Small but Mighty

Tiny plankton – measuring less than 20 µm (or 0.02 mm) in diameter—make up the majority of plankton in the ocean and play a critical role in the planet’s health, according to new research. However, scientists say challenges in identifying them have led to them becoming a silent majority that is currently being overlooked when it comes to global ocean policy. The study is one of the first to explore the abundance and importance of these tiny ocean inhabitants around the U.K. coastline, with the technology capable of monitoring them only having been introduced in around 2010.

However, that monitoring has shown that in some instances, 99.98% of plankton abundance—and 71% of plankton biomass—is derived from these tiny cells.

The research has also shown they can be impacted directly by changes in ocean temperatures and nutrients, in addition to other environmental shifts taking place as a result of climate change.

Published in the journal Ecological Indicatorsthe study, titled “The silent majority: pico- and nanoplankton as ecosystem health indicators for marine policy,” involved a number of the U.K.’s leading plankton scientists and was carried out using cutting edge surveying and identification techniques.

“You hear of phrases like searching for a needle in a haystack, but this takes it to a whole new level. Identifying something that measures 0.02 mm in the ocean is an immense challenge, but an increasingly important one at a time of huge environmental pressures.

“These plankton may be tinier than most people can realistically imagine, but they underpin the entire marine food web and play a critical role in producing the oxygen our planet needs.
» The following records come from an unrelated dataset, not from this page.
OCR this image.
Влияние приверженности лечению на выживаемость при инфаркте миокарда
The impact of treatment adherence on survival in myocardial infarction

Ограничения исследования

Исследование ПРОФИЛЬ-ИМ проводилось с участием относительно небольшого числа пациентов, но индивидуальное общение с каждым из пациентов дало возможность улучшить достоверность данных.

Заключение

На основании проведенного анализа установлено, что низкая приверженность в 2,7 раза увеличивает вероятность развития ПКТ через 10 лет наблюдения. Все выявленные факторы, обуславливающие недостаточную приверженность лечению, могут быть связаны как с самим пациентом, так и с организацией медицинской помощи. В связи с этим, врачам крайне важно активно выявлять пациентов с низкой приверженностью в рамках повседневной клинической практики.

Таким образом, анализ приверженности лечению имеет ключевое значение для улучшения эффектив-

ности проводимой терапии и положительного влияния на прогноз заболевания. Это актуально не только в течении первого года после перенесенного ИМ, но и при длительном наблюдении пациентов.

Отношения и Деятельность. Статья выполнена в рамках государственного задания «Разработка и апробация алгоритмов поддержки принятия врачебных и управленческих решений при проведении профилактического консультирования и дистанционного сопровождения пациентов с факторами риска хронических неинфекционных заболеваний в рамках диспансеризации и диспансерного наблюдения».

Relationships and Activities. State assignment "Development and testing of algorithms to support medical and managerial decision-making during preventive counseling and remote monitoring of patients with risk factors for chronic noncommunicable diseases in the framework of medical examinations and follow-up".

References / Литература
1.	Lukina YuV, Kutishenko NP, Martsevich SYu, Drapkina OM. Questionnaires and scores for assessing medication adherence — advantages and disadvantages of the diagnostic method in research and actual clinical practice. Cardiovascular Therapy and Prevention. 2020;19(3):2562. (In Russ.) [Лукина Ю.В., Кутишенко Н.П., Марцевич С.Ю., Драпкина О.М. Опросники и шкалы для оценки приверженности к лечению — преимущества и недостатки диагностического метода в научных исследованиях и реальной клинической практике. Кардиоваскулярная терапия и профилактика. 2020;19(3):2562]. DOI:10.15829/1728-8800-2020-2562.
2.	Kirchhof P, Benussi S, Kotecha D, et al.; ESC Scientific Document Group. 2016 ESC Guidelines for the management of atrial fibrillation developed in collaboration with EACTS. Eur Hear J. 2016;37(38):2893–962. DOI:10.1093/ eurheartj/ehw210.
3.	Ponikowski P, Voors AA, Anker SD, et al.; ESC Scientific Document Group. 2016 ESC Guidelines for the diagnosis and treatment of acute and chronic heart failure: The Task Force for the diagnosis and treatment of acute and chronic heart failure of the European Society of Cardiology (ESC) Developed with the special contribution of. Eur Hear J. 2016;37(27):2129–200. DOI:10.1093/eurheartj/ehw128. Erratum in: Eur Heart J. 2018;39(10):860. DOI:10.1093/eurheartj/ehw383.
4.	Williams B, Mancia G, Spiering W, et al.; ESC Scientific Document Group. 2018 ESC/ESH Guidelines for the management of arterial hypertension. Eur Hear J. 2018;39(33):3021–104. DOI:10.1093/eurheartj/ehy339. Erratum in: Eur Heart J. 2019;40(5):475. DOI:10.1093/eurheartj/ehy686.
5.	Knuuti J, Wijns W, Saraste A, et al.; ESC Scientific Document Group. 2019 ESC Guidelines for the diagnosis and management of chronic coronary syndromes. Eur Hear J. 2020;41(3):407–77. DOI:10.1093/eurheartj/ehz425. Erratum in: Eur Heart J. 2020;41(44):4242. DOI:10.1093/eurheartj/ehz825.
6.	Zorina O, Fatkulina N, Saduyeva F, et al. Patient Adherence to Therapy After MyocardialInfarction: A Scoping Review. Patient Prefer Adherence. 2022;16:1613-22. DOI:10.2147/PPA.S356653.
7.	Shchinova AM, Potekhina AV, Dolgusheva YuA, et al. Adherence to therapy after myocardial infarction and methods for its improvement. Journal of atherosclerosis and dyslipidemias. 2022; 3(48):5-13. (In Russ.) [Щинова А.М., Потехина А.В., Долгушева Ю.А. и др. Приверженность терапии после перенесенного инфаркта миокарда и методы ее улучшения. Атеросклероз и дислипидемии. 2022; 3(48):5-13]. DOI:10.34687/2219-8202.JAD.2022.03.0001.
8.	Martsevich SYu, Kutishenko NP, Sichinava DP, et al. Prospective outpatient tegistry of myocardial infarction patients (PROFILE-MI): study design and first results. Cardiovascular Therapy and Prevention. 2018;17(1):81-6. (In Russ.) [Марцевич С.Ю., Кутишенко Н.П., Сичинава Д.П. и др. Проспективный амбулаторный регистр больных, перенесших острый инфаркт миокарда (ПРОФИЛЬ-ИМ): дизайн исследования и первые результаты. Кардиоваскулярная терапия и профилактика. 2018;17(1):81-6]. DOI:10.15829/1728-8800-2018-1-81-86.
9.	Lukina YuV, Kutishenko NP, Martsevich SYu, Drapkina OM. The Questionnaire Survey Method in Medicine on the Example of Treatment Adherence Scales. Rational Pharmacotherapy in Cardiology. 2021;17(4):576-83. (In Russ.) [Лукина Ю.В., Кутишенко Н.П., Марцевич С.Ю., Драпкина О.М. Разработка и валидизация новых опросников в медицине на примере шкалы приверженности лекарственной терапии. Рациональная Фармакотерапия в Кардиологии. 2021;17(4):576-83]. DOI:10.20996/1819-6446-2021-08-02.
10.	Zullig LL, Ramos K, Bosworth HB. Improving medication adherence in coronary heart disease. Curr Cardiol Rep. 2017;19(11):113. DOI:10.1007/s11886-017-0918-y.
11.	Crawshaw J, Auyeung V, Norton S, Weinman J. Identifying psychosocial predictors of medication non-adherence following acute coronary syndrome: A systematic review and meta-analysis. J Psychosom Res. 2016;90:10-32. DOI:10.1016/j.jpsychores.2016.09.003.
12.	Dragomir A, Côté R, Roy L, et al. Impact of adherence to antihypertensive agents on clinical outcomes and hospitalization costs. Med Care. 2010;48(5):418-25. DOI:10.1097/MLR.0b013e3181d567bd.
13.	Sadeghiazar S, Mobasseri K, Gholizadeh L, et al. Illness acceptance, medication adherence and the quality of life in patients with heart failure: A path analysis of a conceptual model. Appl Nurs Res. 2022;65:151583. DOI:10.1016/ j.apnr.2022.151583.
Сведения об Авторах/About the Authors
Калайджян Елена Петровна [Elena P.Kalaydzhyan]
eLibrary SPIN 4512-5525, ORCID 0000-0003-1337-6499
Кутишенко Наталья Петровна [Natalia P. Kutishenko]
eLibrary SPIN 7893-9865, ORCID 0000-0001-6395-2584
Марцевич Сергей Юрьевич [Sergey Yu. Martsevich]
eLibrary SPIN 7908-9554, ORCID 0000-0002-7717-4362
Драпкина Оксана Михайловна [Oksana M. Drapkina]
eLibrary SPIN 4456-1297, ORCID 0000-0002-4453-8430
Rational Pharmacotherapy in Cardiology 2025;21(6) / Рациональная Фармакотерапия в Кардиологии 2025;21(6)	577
We need to take this silent majority more seriously,” says Abigail McQuatters-Gollop, associate professor of marine conservation and lead author on the study.

Larger plankton have been used for decades to monitor ecosystem productivity and biodiversity, but four U.K. plankton surveys—including the Marine Biological Association’s Continuous Plankton Recorder survey—have also sampled tiny plankton in the past 14 years.

The researchers involved in the current study used the results of those surveys, which focused on the English Channel and Scottish coast, to investigate six groups of tiny plankton including two groups of heterotrophic bacteria.

Doing that involved a combination of flow cytometry—a laser-based technique used to detect and analyze the chemical and physical characteristics of cells or particles—and light microscopes.

This provided evidence of the abundance of tiny plankton, with that data then being cross-referenced against known changes in environmental conditions to assess how they were being impacted.

As a result, the researchers have recommended that tiny plankton groups should be used to inform biodiversity indicators that meet policy obligations under the EU Marine Strategy Framework Directive (MSFD), (Oslo-Paris Convention) OSPAR strategies, and the UK Marine Strategy.

They have also called for long-term monitoring of tiny plankton across multiple sites to ensure that policy decisions are based on accurate local and global evidence.

Study co-lead Dr. Rowena Stern, a CPR research fellow at the Marine Biological Association (MBA), added, “We have been able to connect these tiny plankton to meaningful indicators for policy use by measuring how human-driven environmental pressures affect the timing of their growth. This has only been possible by taking consistent, long-term measurements of these types of plankton.”